Vieira mergulhou nos acervos da Fundaj (Fundação Joaquim Nabuco), no Recife, e da ABL (Academia Brasileira de Letras), no Rio, onde repousa o acervo de Graça Aranha.
Revolveu 290 cartas entre os dois e trouxe à superfície traços do Nabuco diplomata, liderando no fim do século 19 a (derrotada) disputa com a Inglaterra por terras na Guiana, mas vieram junto detalhes valiosos da vida privada do personagem.
O período da troca epistolar vai de 1899 a 1910, os últimos anos de vida de Nabuco. O outono do pensador pernambucano foi intenso. Começou com a redenção como homem público -ao ser nomeado para chefiar na Europa a missão da Guiana, após o ostracismo que se seguiu à recusa em aderir à República-, terminou com as queixas à saúde frágil e com o fracasso, sendo ele embaixador em Washington, para impor seu pan-americanismo ao governo brasileiro -que permaneceu mais alinhado à Europa.
Ao lado dos seus diários, publicados em 2005 em parceria entre editora Bem-Te-Vi e Fundaj, as cartas de Nabuco (há trechos destas repetidos naqueles) são o suprassumo de sua vivência cotidiana, recentemente explorada com esmero na biografia de Angela Alonso publicada em 2007 pela Companhia das Letras.
O trabalho da equipe de Anco Vieira -que inclui as pesquisadoras Virgínia Celeste Carvalho da Silva, Suelen Orling Machado e Yara Gonçalves Manolaque- agrega elementos importantes a este outro Nabuco.
Nivelado ao patamar coloquial, pouco lembra o intelectual de feitos heroicos e reconhecimento internacional. Capaz de dar uma carteirada num porto americano e divertir-se depois ao relatar o episódio a Aranha, numa das cartas pinçadas por Anco Vieira para a Folha.
Ou de fofocar, desdenhando de monstros sagrados da inteligência nacional: em carta de 12 de setembro de 1903, conta ao amigo que não leu e não gostou de "Os Sertões", de Euclydes da Cunha. "É um imenso cipoal; a pena do escritor parece-me mesmo um cipó dos mais rijos e dos mais enroscados. (...) De certo talento há nele, e muito, mas o talento quando não é acompanhado da ordem necessária para o desenvolver e apresentar, há alguma coisa em mim que me faz fugir dele."
À medida que a doença se aproxima (teve arteriosclerose e policitemia), queixa-se. Em 21 de novembro de 1906 escreve: "(...) Também não posso ler, porque os olhos logo se congestionam, nem escrever, porque o braço cansa logo e a mão se nega a segurar a pena".

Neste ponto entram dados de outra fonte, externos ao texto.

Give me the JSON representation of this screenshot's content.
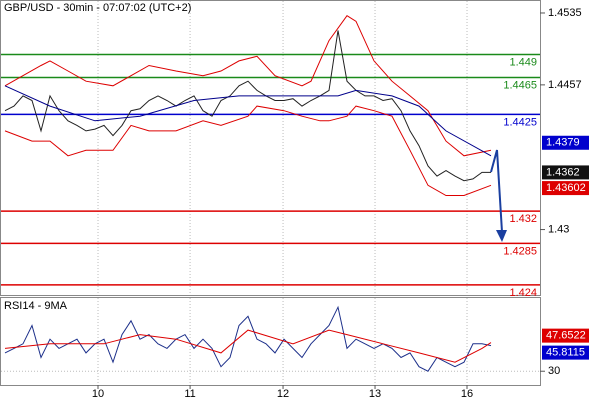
{
  "chart_data": [
    {
      "type": "line",
      "title": "GBP/USD - 30min - 07:07:02 (UTC+2)",
      "x": [
        0,
        1,
        2,
        3,
        4,
        5,
        6,
        7,
        8,
        9,
        10,
        11,
        12,
        13,
        14,
        15,
        16,
        17,
        18,
        19,
        20,
        21,
        22,
        23,
        24,
        25,
        26,
        27,
        28,
        29,
        30,
        31,
        32,
        33,
        34,
        35,
        36,
        37,
        38,
        39,
        40,
        41,
        42,
        43,
        44,
        45,
        46,
        47,
        48,
        49,
        50,
        51,
        52,
        53,
        54
      ],
      "series": [
        {
          "color": "#222222",
          "values": [
            1.4429,
            1.4434,
            1.4445,
            1.444,
            1.4407,
            1.4445,
            1.4429,
            1.4418,
            1.4413,
            1.4407,
            1.4409,
            1.4413,
            1.4402,
            1.4413,
            1.4429,
            1.4431,
            1.444,
            1.4445,
            1.444,
            1.4434,
            1.444,
            1.4445,
            1.4429,
            1.4423,
            1.444,
            1.4445,
            1.4456,
            1.4461,
            1.4451,
            1.4445,
            1.444,
            1.444,
            1.4442,
            1.4434,
            1.444,
            1.4445,
            1.4451,
            1.4516,
            1.4461,
            1.4451,
            1.4445,
            1.4445,
            1.444,
            1.4442,
            1.4429,
            1.4407,
            1.4391,
            1.4369,
            1.4358,
            1.4364,
            1.4358,
            1.4353,
            1.4355,
            1.4362,
            1.4362
          ]
        },
        {
          "color": "#dd0000",
          "x": [
            0,
            4,
            5,
            7,
            9,
            12,
            14,
            16,
            19,
            22,
            24,
            26,
            28,
            30,
            33,
            34,
            36,
            38,
            39,
            41,
            43,
            45,
            47,
            49,
            51,
            54
          ],
          "values": [
            1.4456,
            1.4478,
            1.4483,
            1.4472,
            1.4461,
            1.4456,
            1.4467,
            1.4478,
            1.4472,
            1.4467,
            1.4472,
            1.4483,
            1.4488,
            1.4467,
            1.4456,
            1.4461,
            1.4505,
            1.4532,
            1.4526,
            1.4483,
            1.4461,
            1.4445,
            1.4429,
            1.4396,
            1.438,
            1.4386
          ]
        },
        {
          "color": "#dd0000",
          "x": [
            0,
            3,
            5,
            7,
            9,
            12,
            14,
            16,
            19,
            22,
            24,
            27,
            28,
            31,
            33,
            35,
            36,
            38,
            39,
            41,
            43,
            45,
            47,
            49,
            51,
            54
          ],
          "values": [
            1.4407,
            1.4396,
            1.4396,
            1.438,
            1.4386,
            1.4386,
            1.4413,
            1.4407,
            1.4407,
            1.4418,
            1.4413,
            1.4423,
            1.4434,
            1.4429,
            1.4423,
            1.4418,
            1.4418,
            1.4423,
            1.4434,
            1.4429,
            1.4423,
            1.4386,
            1.4348,
            1.4337,
            1.4337,
            1.4348
          ]
        },
        {
          "color": "#00008b",
          "x": [
            0,
            5,
            10,
            15,
            21,
            26,
            33,
            37,
            39,
            43,
            46,
            49,
            54
          ],
          "values": [
            1.4456,
            1.4434,
            1.4418,
            1.4423,
            1.444,
            1.4445,
            1.4445,
            1.4445,
            1.4451,
            1.4445,
            1.4434,
            1.4407,
            1.438
          ]
        }
      ],
      "levels": [
        {
          "value": 1.449,
          "color": "#1a8a1a"
        },
        {
          "value": 1.4465,
          "color": "#1a8a1a"
        },
        {
          "value": 1.4425,
          "color": "#0000cd"
        },
        {
          "value": 1.432,
          "color": "#dd0000"
        },
        {
          "value": 1.4285,
          "color": "#dd0000"
        },
        {
          "value": 1.424,
          "color": "#dd0000"
        }
      ],
      "tags": [
        {
          "value": 1.4379,
          "color": "#0000cd"
        },
        {
          "value": 1.4362,
          "color": "#111111"
        },
        {
          "value": 1.43602,
          "color": "#dd0000"
        }
      ],
      "xlim": [
        -0.56,
        59.44
      ],
      "xticks": [
        {
          "value": 10.33,
          "label": "10"
        },
        {
          "value": 20.56,
          "label": "11"
        },
        {
          "value": 30.89,
          "label": "12"
        },
        {
          "value": 41.11,
          "label": "13"
        },
        {
          "value": 51.33,
          "label": "16"
        }
      ],
      "ylim": [
        1.4229,
        1.4548
      ],
      "yticks": [
        1.4535,
        1.4457,
        1.43
      ]
    },
    {
      "type": "line",
      "title": "RSI14 - 9MA",
      "x": [
        0,
        1,
        2,
        3,
        4,
        5,
        6,
        7,
        8,
        9,
        10,
        11,
        12,
        13,
        14,
        15,
        16,
        17,
        18,
        19,
        20,
        21,
        22,
        23,
        24,
        25,
        26,
        27,
        28,
        29,
        30,
        31,
        32,
        33,
        34,
        35,
        36,
        37,
        38,
        39,
        40,
        41,
        42,
        43,
        44,
        45,
        46,
        47,
        48,
        49,
        50,
        51,
        52,
        53,
        54
      ],
      "series": [
        {
          "color": "#1c2f8a",
          "values": [
            41.3,
            44.1,
            46.9,
            58.2,
            38.5,
            49.8,
            44.1,
            46.9,
            49.8,
            41.3,
            46.9,
            49.8,
            35.6,
            52.6,
            61.1,
            49.8,
            52.6,
            46.9,
            44.1,
            49.8,
            52.6,
            44.1,
            49.8,
            44.1,
            32.8,
            38.5,
            58.2,
            63.9,
            49.8,
            46.9,
            41.3,
            49.8,
            44.1,
            38.5,
            46.9,
            52.6,
            58.2,
            69.5,
            44.1,
            49.8,
            46.9,
            44.1,
            46.9,
            44.1,
            38.5,
            41.3,
            32.8,
            30.0,
            38.5,
            35.6,
            32.8,
            35.6,
            46.9,
            46.9,
            45.8
          ]
        },
        {
          "color": "#dd0000",
          "x": [
            0,
            5,
            11,
            15,
            19,
            24,
            27,
            32,
            36,
            38,
            42,
            46,
            50,
            53,
            54
          ],
          "values": [
            44.1,
            46.9,
            46.9,
            52.6,
            49.8,
            41.3,
            55.4,
            46.9,
            55.4,
            52.6,
            46.9,
            41.3,
            35.6,
            44.1,
            47.7
          ]
        }
      ],
      "tags": [
        {
          "value": 47.6522,
          "color": "#dd0000"
        },
        {
          "value": 45.8115,
          "color": "#0000cd"
        }
      ],
      "ylim": [
        21.5,
        75.2
      ],
      "yticks": [
        30
      ]
    }
  ]
}
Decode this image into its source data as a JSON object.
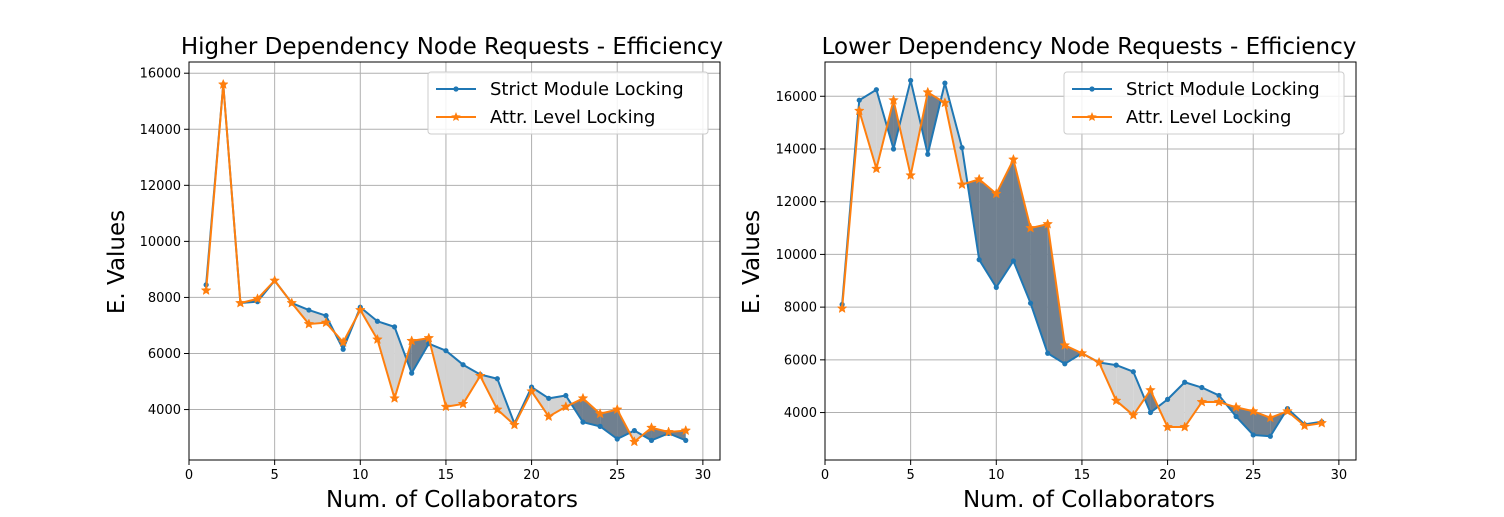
{
  "colors": {
    "series1": "#1f77b4",
    "series2": "#ff7f0e",
    "fill_series2_lower": "#d3d3d3",
    "fill_series2_higher": "#708090",
    "grid": "#b0b0b0"
  },
  "chart_data": [
    {
      "type": "line",
      "title": "Higher Dependency Node Requests - Efficiency",
      "xlabel": "Num. of Collaborators",
      "ylabel": "E. Values",
      "xlim": [
        0,
        31
      ],
      "ylim": [
        2200,
        16400
      ],
      "xticks": [
        0,
        5,
        10,
        15,
        20,
        25,
        30
      ],
      "yticks": [
        4000,
        6000,
        8000,
        10000,
        12000,
        14000,
        16000
      ],
      "grid": true,
      "legend_position": "top-right",
      "x": [
        1,
        2,
        3,
        4,
        5,
        6,
        7,
        8,
        9,
        10,
        11,
        12,
        13,
        14,
        15,
        16,
        17,
        18,
        19,
        20,
        21,
        22,
        23,
        24,
        25,
        26,
        27,
        28,
        29
      ],
      "series": [
        {
          "name": "Strict Module Locking",
          "marker": "dot",
          "values": [
            8450,
            15600,
            7800,
            7850,
            8600,
            7800,
            7550,
            7350,
            6150,
            7650,
            7150,
            6950,
            5300,
            6350,
            6100,
            5600,
            5250,
            5100,
            3500,
            4800,
            4400,
            4500,
            3550,
            3400,
            2950,
            3250,
            2900,
            3150,
            2900
          ]
        },
        {
          "name": "Attr. Level Locking",
          "marker": "star",
          "values": [
            8250,
            15600,
            7800,
            7950,
            8600,
            7800,
            7050,
            7100,
            6400,
            7550,
            6500,
            4400,
            6450,
            6550,
            4100,
            4200,
            5200,
            4000,
            3450,
            4650,
            3750,
            4100,
            4400,
            3850,
            4000,
            2850,
            3350,
            3200,
            3250
          ]
        }
      ]
    },
    {
      "type": "line",
      "title": "Lower Dependency Node Requests - Efficiency",
      "xlabel": "Num. of Collaborators",
      "ylabel": "E. Values",
      "xlim": [
        0,
        31
      ],
      "ylim": [
        2200,
        17300
      ],
      "xticks": [
        0,
        5,
        10,
        15,
        20,
        25,
        30
      ],
      "yticks": [
        4000,
        6000,
        8000,
        10000,
        12000,
        14000,
        16000
      ],
      "grid": true,
      "legend_position": "top-right",
      "x": [
        1,
        2,
        3,
        4,
        5,
        6,
        7,
        8,
        9,
        10,
        11,
        12,
        13,
        14,
        15,
        16,
        17,
        18,
        19,
        20,
        21,
        22,
        23,
        24,
        25,
        26,
        27,
        28,
        29
      ],
      "series": [
        {
          "name": "Strict Module Locking",
          "marker": "dot",
          "values": [
            8100,
            15850,
            16250,
            14000,
            16600,
            13800,
            16500,
            14050,
            9800,
            8750,
            9750,
            8150,
            6250,
            5850,
            6250,
            5900,
            5800,
            5550,
            4000,
            4500,
            5150,
            4950,
            4650,
            3850,
            3150,
            3100,
            4150,
            3550,
            3650
          ]
        },
        {
          "name": "Attr. Level Locking",
          "marker": "star",
          "values": [
            7950,
            15450,
            13250,
            15850,
            13000,
            16150,
            15750,
            12650,
            12850,
            12300,
            13600,
            11000,
            11150,
            6550,
            6250,
            5900,
            4450,
            3900,
            4850,
            3450,
            3450,
            4400,
            4400,
            4200,
            4050,
            3800,
            4050,
            3500,
            3600
          ]
        }
      ]
    }
  ]
}
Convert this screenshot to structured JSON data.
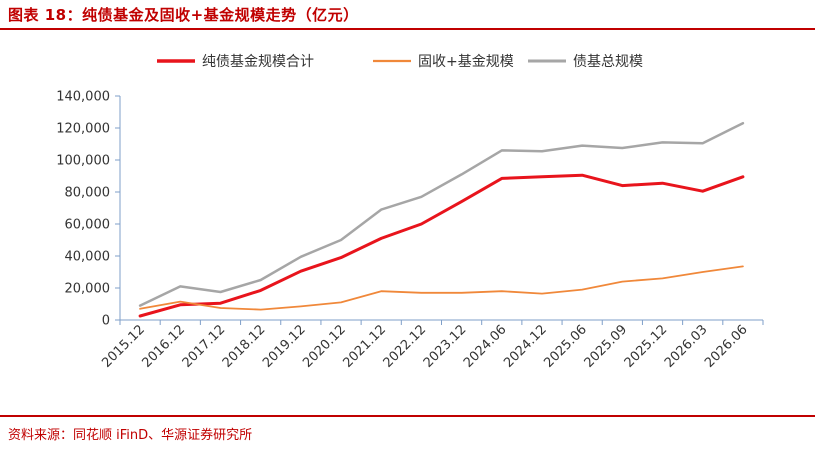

Em outra carta, publicada na última edição da revista "Continente", reclama da surdez. "Estou talvez condenado a refugiar-me nas recordações; lá se foram os ouvidos para a música, o espírito, a convivência, o que já aumentou muito o papel da "Memória" [memorial sobre a disputa pelos limites da Guiana] na elaboração da felicidade que me é precisa para viver, e breve não poderei mais permitir-me a distração das dez horas de trabalho por dia."
É certo que o maior militante brasileiro do fim da escravidão teve correspondências mais ilustres, como as com Machado de Assis e Rui Barbosa, ambas já publicadas. Mas poucas foram tão extensas e íntimas como a com Graça Aranha, que, aos 30 anos, foi secretário de Nabuco na missão da Guiana.
"Graça Aranha tornou-se seu confidente e braço direito durante todo o processo da Guiana Inglesa e o último grande amigo na sua última década de vida. Foi a ponte entre a Geração de 1870 e a que vai sucedê-la, os intelectuais dos anos 1920. Em relação à primeira, ele era o mascote de um grupo que estava na faixa dos 50 anos; quanto à segunda, estava na posição oposta, de sênior", explica Anco Vieira.

Ano Joaquim Nabuco
Uma lei aprovada no ano passado no Congresso institui 2010 como Ano Nacional Joaquim Nabuco. Fundaj e ABL preparam uma série de atividades para marcar os cem anos da morte do abolicionista, a partir da data (dia 17), quando haverá uma missa na igreja da Candelária, no Rio. No dia seguinte, a ABL faz uma sessão especial.